Nosso artigo pretendeu analisar a gênese de uma política de ação afirmativa de viés racial no terreno da saúde, no âmbito da Organização Pan-Americana da Saúde (OPAS). Procuramos identificar o processo de emergência da necessidade de políticas voltadas para a população negra no interior da organização, em diálogo com um contexto institucional mais geral, relevante no domínio da saúde internacional. Buscamos, ao final, discutir as formas pelas quais a organização respondeu a essas demandas.

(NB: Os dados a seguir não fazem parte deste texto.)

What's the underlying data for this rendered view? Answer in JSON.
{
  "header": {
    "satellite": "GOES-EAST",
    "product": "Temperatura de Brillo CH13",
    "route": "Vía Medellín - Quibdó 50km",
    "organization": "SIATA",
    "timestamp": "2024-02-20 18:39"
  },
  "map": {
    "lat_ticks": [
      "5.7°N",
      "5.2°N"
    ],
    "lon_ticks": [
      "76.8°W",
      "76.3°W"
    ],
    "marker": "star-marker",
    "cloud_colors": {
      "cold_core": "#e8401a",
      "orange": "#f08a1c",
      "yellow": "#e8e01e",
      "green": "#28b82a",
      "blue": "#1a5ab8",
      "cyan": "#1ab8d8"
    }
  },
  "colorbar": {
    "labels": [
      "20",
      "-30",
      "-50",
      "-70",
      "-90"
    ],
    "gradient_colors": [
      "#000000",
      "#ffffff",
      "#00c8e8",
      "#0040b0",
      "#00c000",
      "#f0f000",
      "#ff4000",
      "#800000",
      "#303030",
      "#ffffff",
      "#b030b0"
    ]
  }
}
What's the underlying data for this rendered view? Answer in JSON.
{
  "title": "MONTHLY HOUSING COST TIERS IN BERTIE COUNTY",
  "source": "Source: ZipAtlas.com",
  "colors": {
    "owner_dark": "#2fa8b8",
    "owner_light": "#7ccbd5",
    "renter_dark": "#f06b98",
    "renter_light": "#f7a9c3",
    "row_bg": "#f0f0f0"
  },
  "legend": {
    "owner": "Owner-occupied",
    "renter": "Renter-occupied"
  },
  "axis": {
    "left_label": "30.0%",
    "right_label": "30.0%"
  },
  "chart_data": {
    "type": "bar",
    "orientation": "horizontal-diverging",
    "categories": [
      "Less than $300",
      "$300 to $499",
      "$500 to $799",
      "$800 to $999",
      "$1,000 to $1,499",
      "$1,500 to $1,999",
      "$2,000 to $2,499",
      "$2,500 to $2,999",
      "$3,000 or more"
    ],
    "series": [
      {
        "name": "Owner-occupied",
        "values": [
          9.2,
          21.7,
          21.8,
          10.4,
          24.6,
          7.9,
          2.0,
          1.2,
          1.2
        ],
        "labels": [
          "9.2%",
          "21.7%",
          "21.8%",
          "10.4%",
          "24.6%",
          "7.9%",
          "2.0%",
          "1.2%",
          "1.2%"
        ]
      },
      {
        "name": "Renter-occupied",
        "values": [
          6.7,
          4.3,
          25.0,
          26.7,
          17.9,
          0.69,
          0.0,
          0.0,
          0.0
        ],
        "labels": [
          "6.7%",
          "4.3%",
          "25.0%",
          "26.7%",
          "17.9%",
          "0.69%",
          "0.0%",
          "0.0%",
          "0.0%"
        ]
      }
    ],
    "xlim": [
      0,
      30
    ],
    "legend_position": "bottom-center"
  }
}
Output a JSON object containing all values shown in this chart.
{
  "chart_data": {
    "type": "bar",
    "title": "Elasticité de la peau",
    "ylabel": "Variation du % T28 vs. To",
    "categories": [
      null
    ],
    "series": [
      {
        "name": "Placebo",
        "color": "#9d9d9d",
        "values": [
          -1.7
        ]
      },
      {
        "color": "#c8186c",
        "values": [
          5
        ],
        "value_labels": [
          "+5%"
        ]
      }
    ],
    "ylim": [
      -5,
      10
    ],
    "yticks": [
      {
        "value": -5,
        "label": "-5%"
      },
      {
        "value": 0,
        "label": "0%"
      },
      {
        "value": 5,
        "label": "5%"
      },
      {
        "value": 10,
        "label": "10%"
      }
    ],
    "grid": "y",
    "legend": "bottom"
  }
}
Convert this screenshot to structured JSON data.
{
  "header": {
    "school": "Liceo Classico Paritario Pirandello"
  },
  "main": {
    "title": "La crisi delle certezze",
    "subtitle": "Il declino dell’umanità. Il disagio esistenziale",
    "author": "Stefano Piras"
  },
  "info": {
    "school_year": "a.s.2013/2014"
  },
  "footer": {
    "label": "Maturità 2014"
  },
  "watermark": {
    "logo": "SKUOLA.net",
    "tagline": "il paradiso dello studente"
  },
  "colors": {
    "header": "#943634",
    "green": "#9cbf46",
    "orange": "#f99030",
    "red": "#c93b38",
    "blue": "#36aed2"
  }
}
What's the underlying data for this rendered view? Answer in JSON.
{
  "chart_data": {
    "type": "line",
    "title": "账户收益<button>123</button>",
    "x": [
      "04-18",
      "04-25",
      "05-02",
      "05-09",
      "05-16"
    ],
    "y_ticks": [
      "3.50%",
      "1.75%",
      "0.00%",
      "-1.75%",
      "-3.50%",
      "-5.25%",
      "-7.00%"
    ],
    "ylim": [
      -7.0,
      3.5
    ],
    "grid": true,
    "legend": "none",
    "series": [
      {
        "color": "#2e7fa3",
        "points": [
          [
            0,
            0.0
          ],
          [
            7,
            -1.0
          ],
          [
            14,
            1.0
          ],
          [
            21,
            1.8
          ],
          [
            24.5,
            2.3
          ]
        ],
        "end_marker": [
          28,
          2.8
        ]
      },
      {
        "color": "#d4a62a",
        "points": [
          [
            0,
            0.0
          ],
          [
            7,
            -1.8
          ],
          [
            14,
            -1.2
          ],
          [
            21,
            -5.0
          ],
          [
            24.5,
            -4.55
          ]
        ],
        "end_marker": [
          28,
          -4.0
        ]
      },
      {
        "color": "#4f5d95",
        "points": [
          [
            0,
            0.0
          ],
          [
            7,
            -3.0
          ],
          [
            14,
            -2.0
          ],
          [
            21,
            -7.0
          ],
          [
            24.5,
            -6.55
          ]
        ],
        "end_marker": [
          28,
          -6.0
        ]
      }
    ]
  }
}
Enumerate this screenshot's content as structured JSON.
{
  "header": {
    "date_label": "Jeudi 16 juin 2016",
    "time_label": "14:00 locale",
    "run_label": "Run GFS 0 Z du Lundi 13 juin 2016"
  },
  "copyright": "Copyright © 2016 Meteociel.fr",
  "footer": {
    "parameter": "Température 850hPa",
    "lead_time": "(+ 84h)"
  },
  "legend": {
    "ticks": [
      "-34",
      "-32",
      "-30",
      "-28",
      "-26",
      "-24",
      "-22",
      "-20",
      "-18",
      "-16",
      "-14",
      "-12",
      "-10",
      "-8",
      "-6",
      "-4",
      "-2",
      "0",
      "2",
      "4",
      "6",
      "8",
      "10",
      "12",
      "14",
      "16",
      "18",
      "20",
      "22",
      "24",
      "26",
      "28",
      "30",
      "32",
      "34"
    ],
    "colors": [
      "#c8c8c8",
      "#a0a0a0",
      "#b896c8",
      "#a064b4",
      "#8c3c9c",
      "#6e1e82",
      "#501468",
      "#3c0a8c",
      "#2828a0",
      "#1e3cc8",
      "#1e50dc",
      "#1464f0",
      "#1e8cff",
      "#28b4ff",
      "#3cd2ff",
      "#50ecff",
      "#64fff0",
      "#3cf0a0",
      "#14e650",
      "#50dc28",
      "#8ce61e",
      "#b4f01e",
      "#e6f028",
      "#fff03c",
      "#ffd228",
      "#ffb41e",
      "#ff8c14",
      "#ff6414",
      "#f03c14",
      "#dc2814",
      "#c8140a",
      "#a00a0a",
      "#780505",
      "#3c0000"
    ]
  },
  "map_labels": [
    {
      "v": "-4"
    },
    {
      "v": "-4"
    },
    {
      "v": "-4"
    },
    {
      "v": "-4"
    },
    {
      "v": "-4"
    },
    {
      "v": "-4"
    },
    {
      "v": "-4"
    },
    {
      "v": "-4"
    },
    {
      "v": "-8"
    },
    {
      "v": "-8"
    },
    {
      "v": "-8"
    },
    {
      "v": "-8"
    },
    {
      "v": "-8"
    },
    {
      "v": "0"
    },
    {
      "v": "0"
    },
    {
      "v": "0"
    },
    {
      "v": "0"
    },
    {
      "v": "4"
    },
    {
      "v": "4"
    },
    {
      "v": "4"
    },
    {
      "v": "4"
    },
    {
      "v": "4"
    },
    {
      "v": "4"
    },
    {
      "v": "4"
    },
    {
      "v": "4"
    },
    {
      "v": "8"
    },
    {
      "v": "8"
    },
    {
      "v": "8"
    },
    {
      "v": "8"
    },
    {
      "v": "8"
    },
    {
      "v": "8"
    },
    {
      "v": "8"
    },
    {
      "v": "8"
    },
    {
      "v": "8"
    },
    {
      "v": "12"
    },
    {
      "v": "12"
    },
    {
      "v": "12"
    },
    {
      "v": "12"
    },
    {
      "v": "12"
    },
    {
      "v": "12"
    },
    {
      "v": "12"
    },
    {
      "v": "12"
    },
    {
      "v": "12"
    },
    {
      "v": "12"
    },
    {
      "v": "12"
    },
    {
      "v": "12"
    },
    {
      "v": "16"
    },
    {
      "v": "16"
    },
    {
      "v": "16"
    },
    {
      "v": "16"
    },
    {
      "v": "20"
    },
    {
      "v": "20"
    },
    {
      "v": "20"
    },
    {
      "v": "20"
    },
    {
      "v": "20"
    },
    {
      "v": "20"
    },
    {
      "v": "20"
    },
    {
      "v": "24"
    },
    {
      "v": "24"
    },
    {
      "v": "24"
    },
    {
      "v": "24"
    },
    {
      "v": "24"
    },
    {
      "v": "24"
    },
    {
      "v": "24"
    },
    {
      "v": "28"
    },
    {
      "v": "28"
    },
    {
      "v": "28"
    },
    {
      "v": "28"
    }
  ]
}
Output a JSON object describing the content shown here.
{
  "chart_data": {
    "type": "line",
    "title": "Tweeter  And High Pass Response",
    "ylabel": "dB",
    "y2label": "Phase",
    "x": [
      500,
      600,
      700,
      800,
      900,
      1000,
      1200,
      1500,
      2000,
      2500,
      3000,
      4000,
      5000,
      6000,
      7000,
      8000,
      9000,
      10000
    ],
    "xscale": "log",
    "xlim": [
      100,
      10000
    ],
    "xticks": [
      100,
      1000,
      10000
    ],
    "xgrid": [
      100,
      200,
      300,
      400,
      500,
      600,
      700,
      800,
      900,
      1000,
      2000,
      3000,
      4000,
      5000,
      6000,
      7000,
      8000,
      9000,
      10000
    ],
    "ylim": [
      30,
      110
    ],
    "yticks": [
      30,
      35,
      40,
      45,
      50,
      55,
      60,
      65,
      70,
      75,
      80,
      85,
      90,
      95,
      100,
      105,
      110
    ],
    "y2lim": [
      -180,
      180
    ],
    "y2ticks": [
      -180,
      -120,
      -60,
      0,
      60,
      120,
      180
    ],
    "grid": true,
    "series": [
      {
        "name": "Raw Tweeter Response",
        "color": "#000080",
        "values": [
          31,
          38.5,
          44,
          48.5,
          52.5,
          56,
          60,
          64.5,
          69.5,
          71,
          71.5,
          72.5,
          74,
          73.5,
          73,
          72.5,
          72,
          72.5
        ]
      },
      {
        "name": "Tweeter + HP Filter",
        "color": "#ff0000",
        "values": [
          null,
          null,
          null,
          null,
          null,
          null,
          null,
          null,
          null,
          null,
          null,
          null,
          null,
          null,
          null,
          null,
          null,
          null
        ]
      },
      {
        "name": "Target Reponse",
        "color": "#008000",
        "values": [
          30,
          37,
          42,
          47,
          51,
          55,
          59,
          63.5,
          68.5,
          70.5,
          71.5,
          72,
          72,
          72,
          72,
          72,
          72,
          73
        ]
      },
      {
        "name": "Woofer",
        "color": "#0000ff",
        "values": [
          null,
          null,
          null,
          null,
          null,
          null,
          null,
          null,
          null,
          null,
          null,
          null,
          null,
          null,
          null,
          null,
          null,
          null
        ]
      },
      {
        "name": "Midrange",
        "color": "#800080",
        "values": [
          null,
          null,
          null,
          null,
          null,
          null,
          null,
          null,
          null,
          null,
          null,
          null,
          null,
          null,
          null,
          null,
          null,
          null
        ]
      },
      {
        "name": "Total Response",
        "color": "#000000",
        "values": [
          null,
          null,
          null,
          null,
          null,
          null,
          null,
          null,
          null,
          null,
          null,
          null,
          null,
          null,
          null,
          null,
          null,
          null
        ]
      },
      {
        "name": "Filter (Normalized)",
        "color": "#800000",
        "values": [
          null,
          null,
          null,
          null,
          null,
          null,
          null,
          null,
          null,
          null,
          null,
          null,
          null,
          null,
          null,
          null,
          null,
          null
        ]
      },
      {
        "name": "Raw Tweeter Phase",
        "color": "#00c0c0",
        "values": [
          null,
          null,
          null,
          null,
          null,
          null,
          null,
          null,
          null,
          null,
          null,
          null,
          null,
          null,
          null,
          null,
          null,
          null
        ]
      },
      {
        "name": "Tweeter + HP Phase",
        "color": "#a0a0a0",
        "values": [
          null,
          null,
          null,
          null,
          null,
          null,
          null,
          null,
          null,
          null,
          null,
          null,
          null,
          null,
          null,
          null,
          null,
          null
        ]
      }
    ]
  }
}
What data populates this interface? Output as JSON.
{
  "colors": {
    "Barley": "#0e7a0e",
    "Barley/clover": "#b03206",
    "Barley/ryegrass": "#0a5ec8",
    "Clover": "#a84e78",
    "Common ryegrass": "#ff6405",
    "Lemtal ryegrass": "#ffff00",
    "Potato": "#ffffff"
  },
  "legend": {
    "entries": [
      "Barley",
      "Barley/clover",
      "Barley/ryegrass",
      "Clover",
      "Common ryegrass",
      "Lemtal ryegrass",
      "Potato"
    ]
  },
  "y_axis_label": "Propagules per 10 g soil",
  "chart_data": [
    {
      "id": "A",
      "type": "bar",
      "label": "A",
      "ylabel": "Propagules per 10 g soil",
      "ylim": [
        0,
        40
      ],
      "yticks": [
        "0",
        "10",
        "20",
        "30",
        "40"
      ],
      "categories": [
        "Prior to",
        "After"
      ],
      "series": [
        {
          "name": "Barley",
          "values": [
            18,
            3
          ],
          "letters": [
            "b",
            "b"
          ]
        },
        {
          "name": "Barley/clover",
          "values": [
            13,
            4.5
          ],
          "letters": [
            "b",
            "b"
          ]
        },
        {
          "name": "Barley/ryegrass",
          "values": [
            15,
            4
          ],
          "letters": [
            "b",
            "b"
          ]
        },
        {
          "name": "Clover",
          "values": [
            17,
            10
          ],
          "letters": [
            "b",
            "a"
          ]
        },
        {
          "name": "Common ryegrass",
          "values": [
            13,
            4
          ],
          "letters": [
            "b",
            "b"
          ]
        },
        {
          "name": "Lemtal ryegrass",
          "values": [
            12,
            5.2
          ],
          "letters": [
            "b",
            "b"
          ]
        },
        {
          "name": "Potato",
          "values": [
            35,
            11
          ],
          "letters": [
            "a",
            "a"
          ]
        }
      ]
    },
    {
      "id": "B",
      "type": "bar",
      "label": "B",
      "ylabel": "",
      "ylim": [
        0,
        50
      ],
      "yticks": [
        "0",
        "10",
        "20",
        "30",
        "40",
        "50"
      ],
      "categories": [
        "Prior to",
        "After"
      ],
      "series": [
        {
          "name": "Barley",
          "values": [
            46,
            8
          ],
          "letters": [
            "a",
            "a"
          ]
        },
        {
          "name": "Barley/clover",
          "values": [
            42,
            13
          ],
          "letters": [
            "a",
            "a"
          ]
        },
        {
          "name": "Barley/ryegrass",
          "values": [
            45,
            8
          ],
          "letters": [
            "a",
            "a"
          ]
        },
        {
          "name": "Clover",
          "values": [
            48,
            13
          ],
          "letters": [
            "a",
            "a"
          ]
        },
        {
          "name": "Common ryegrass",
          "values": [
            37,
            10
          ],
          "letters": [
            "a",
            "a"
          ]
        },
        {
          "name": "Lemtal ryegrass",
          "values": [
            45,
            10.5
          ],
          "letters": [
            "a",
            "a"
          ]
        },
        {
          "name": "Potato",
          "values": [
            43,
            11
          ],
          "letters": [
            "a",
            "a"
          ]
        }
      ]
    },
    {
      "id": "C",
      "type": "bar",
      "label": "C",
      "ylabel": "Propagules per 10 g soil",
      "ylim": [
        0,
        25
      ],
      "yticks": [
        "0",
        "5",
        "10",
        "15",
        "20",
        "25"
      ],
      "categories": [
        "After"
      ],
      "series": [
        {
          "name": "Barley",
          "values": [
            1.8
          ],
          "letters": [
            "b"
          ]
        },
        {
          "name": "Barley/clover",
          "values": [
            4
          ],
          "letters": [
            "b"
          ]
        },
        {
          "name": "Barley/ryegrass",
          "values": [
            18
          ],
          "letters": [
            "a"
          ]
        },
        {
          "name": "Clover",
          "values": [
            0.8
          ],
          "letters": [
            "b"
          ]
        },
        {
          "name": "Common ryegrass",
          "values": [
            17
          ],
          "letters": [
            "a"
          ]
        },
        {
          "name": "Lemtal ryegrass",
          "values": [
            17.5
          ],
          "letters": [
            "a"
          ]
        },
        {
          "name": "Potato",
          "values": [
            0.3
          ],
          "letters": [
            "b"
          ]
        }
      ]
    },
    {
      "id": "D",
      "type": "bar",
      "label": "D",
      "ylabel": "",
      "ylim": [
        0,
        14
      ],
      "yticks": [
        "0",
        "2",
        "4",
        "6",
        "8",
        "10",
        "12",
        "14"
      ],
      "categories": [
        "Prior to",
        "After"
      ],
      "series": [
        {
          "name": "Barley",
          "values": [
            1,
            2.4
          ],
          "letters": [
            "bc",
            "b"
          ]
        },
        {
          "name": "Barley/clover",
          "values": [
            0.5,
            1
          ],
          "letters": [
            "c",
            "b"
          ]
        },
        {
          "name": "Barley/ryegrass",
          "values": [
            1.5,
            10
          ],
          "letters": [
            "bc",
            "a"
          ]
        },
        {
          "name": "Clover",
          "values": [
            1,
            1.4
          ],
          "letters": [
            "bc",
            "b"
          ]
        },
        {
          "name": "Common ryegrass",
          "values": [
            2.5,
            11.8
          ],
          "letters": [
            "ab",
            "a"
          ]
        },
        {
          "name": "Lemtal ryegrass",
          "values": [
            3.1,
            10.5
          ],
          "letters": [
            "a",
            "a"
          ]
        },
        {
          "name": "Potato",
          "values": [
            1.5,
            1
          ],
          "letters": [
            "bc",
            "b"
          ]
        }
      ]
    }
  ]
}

Para atender a esses objetivos, inspirados pelas abordagens de Marta Finnemore e pelas análises do institucionalismo histórico, adotamos uma perspectiva que considera a OPAS, duplamente, como uma arena de negociação e como ator social relevante, inscrita em um contexto normativo, em um quadro de referências institucionais de caráter mais geral 1,2. Ao fazê-lo, indicamos que uma organização como a OPAS está tanto exposta à formulações de origens múltiplas quanto é capaz de produzir proposições originais, eventualmente vocalizando interesses endógenos aos quadros da organização. Destacamos, ainda, que os eventuais interesses internos tendem a manifestar-se em um ambiente também concorrencial.
Estamos convencidos da pertinência dessa abordagem e Pinheiro, Hochman, Goldbaum e Almeida, em geral, nos acompanham. Seu mero enunciado, como indica Hochman, evidentemente, não basta por si mesmo, apenas se realizando no desenvolvimento da análise. Todavia, vale ressaltar, ela nos parece especialmente adequada para tratar de instituições à semelhança da OPAS, sugerindo mais complexidade do que comportamento institucional monolítico. Ela admite, inclusive, observar a forma pela qual, uma vez definida a política, a organização seja capaz - como de fato o é - de ativamente intervir na realidade, tecendo novas redes de relações e interesses, eventualmente de modo plural, segundo a diversidade dos atores e redes institucionais mobilizados por uma dada agenda.
Almeida problematiza os elementos por nós mobilizados para contextualizar a emergência de uma ampla agenda de políticas sociais a partir dos anos 1990. Sua perspectiva de "conjuntura mundial" refere-se, em essência, à dimensão política do neoliberalismo como componente privilegiado de um contexto capaz de ordenar a vida pública nacional e internacional. Reconhecemos que a hegemonia neoliberal, no período, impôs constrangimentos decisivos à agenda de políticas sociais. Não obstante, essa hegemonia é insuficiente para determinar o conteúdo dessas políticas. Assim, optamos por enfatizar os "elementos contextuais críticos" tendo em vista a emergência de uma pauta de recorte racial no âmbito de um organismo internacional especializado em saúde, a OPAS.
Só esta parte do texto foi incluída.